Nidera zal als de in het ongelijk gestelde partij worden veroordeeld in de proceskosten. De kosten aan de zijde van [eiser] worden begroot op:
  • dagvaarding € 94,19
  • griffierecht € 5.213,00
  • salaris advocaat € 6.422,00 (2 punten x tarief € 3.211,00)

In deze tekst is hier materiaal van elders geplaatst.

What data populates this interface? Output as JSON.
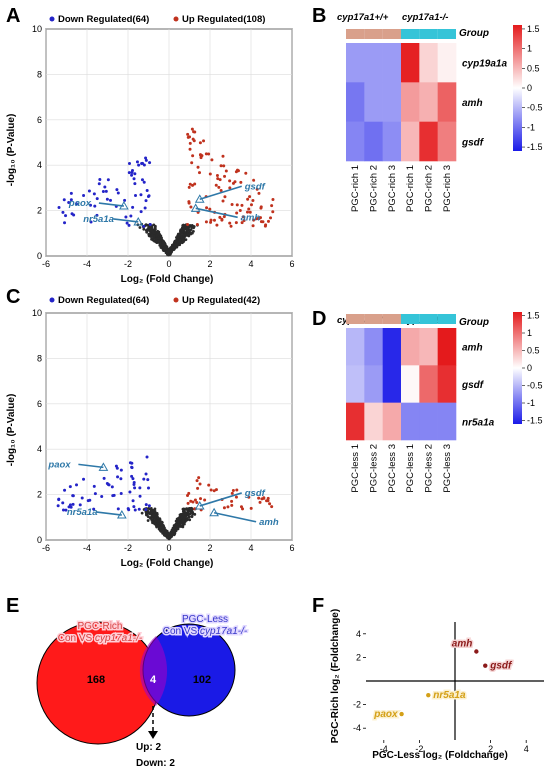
{
  "panels": {
    "A": {
      "letter": "A",
      "legend_down": "Down Regulated(64)",
      "legend_up": "Up Regulated(108)",
      "ylabel": "-log₁₀ (P-Value)",
      "xlabel": "Log₂ (Fold Change)",
      "xticks": [
        "-6",
        "-4",
        "-2",
        "0",
        "2",
        "4",
        "6"
      ],
      "yticks": [
        "0",
        "2",
        "4",
        "6",
        "8",
        "10"
      ],
      "genes": {
        "paox": "paox",
        "nr5a1a": "nr5a1a",
        "gsdf": "gsdf",
        "amh": "amh"
      }
    },
    "B": {
      "letter": "B",
      "group_label": "Group",
      "group1": "cyp17a1+/+",
      "group2": "cyp17a1-/-",
      "genes": [
        "cyp19a1a",
        "amh",
        "gsdf"
      ],
      "samples": [
        "PGC-rich 1",
        "PGC-rich 2",
        "PGC-rich 3",
        "PGC-rich 1",
        "PGC-rich 2",
        "PGC-rich 3"
      ],
      "colorbar_ticks": [
        "1.5",
        "1",
        "0.5",
        "0",
        "-0.5",
        "-1",
        "-1.5"
      ],
      "values": [
        [
          -0.7,
          -0.7,
          -0.7,
          1.55,
          0.3,
          0.1
        ],
        [
          -0.95,
          -0.7,
          -0.7,
          0.7,
          0.55,
          1.1
        ],
        [
          -0.85,
          -1.0,
          -0.8,
          0.5,
          1.45,
          0.9
        ]
      ]
    },
    "C": {
      "letter": "C",
      "legend_down": "Down Regulated(64)",
      "legend_up": "Up Regulated(42)",
      "ylabel": "-log₁₀ (P-Value)",
      "xlabel": "Log₂ (Fold Change)",
      "xticks": [
        "-6",
        "-4",
        "-2",
        "0",
        "2",
        "4",
        "6"
      ],
      "yticks": [
        "0",
        "2",
        "4",
        "6",
        "8",
        "10"
      ],
      "genes": {
        "paox": "paox",
        "nr5a1a": "nr5a1a",
        "gsdf": "gsdf",
        "amh": "amh"
      }
    },
    "D": {
      "letter": "D",
      "group_label": "Group",
      "group1": "cyp17a1+/+",
      "group2": "cyp17a1-/-",
      "genes": [
        "amh",
        "gsdf",
        "nr5a1a"
      ],
      "samples": [
        "PGC-less 1",
        "PGC-less 2",
        "PGC-less 3",
        "PGC-less 1",
        "PGC-less 2",
        "PGC-less 3"
      ],
      "colorbar_ticks": [
        "1.5",
        "1",
        "0.5",
        "0",
        "-0.5",
        "-1",
        "-1.5"
      ],
      "values": [
        [
          -0.5,
          -0.8,
          -1.5,
          0.6,
          0.5,
          1.6
        ],
        [
          -0.45,
          -0.7,
          -1.5,
          0.05,
          1.05,
          1.45
        ],
        [
          1.45,
          0.3,
          0.6,
          -0.85,
          -0.85,
          -0.85
        ]
      ]
    },
    "E": {
      "letter": "E",
      "set1_line1": "PGC-Rich",
      "set1_line2": "Con VS ",
      "set1_italic": "cyp17a1-/-",
      "set2_line1": "PGC-Less",
      "set2_line2": "Con VS ",
      "set2_italic": "cyp17a1-/-",
      "only1": "168",
      "overlap": "4",
      "only2": "102",
      "up": "Up: 2",
      "down": "Down: 2"
    },
    "F": {
      "letter": "F",
      "xlabel": "PGC-Less log₂ (Foldchange)",
      "ylabel": "PGC-Rich log₂ (Foldchange)",
      "xticks": [
        "-4",
        "-2",
        "2",
        "4"
      ],
      "yticks": [
        "4",
        "2",
        "-2",
        "-4"
      ]
    }
  },
  "chart_data": [
    {
      "type": "scatter",
      "panel": "A",
      "xlim": [
        -6,
        6
      ],
      "ylim": [
        0,
        10
      ],
      "grid": true,
      "xlabel": "Log₂ (Fold Change)",
      "ylabel": "-log₁₀ (P-Value)",
      "series": [
        {
          "name": "Down Regulated(64)",
          "color": "#2424c8"
        },
        {
          "name": "Up Regulated(108)",
          "color": "#c0321e"
        }
      ],
      "annotations": [
        {
          "gene": "paox",
          "x": -2.2,
          "y": 2.2
        },
        {
          "gene": "nr5a1a",
          "x": -1.5,
          "y": 1.5
        },
        {
          "gene": "gsdf",
          "x": 1.5,
          "y": 2.5
        },
        {
          "gene": "amh",
          "x": 1.3,
          "y": 2.1
        }
      ]
    },
    {
      "type": "scatter",
      "panel": "C",
      "xlim": [
        -6,
        6
      ],
      "ylim": [
        0,
        10
      ],
      "grid": true,
      "xlabel": "Log₂ (Fold Change)",
      "ylabel": "-log₁₀ (P-Value)",
      "series": [
        {
          "name": "Down Regulated(64)",
          "color": "#2424c8"
        },
        {
          "name": "Up Regulated(42)",
          "color": "#c0321e"
        }
      ],
      "annotations": [
        {
          "gene": "paox",
          "x": -3.2,
          "y": 3.2
        },
        {
          "gene": "nr5a1a",
          "x": -2.3,
          "y": 1.1
        },
        {
          "gene": "gsdf",
          "x": 1.5,
          "y": 1.5
        },
        {
          "gene": "amh",
          "x": 2.2,
          "y": 1.2
        }
      ]
    },
    {
      "type": "scatter",
      "panel": "F",
      "xlim": [
        -5,
        5
      ],
      "ylim": [
        -5,
        5
      ],
      "xlabel": "PGC-Less log₂ (Foldchange)",
      "ylabel": "PGC-Rich log₂ (Foldchange)",
      "points": [
        {
          "gene": "amh",
          "x": 1.2,
          "y": 2.5,
          "color": "#8b1a1a"
        },
        {
          "gene": "gsdf",
          "x": 1.7,
          "y": 1.3,
          "color": "#8b1a1a"
        },
        {
          "gene": "nr5a1a",
          "x": -1.5,
          "y": -1.2,
          "color": "#d4a017"
        },
        {
          "gene": "paox",
          "x": -3.0,
          "y": -2.8,
          "color": "#d4a017"
        }
      ]
    }
  ]
}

  • kosten voorlopig getuigenverhoor
totaal € 14.940,19
4.23.
De gevorderde veroordeling in de nakosten is in het kader van deze procedure slechts toewijsbaar voor zover deze kosten op dit moment reeds kunnen worden begroot. De nakosten zullen worden toegewezen op de wijze zoals in de beslissing vermeld.

5.De beslissing

De rechtbank,
5.1.
veroordeelt Nidera tot betaling aan [eiser] van de volgende bedragen:
a. US$ 1.230.000 aan AISG bonus over het boekjaar 2009, te vermeerderen met de wettelijke rente over dit bedrag vanaf 22 juli 2015 tot aan de dag van volledige betaling;
b. US$ 692.381,25 aan AISG bonus over het boekjaar 2010, te vermeerderen met de wettelijke rente over dit bedrag vanaf 22 juli 2010 tot aan de dag van volledige betaling;
c. € 6.775 aan buitengerechtelijke incassokosten;
d. € 14.940,19 aan proceskosten, te vermeerderen met de wettelijke rente over dit bedrag vanaf veertien dagen na dagtekening van dit vonnis tot de dag van volledige betaling;
5.2.
veroordeelt Nidera in de na dit vonnis ontstane kosten, begroot op € 131,00 aan salaris advocaat, te vermeerderen, onder de voorwaarde dat Nidera niet binnen 14 dagen na aanschrijving aan het vonnis heeft voldaan en er vervolgens betekening van de uitspraak heeft plaatsgevonden, met een bedrag van € 68,00 aan salaris advocaat en de explootkosten van betekening van de uitspraak;
5.3.
verklaart dit vonnis tot zover uitvoerbaar bij voorraad;
5.4.
wijst af het meer of anders gevorderde.
Dit vonnis is gewezen door mr. C. Sikkel, mr. W.J.J. Wetzels en mr. P. Volker en in het openbaar uitgesproken op 1 juni 2016.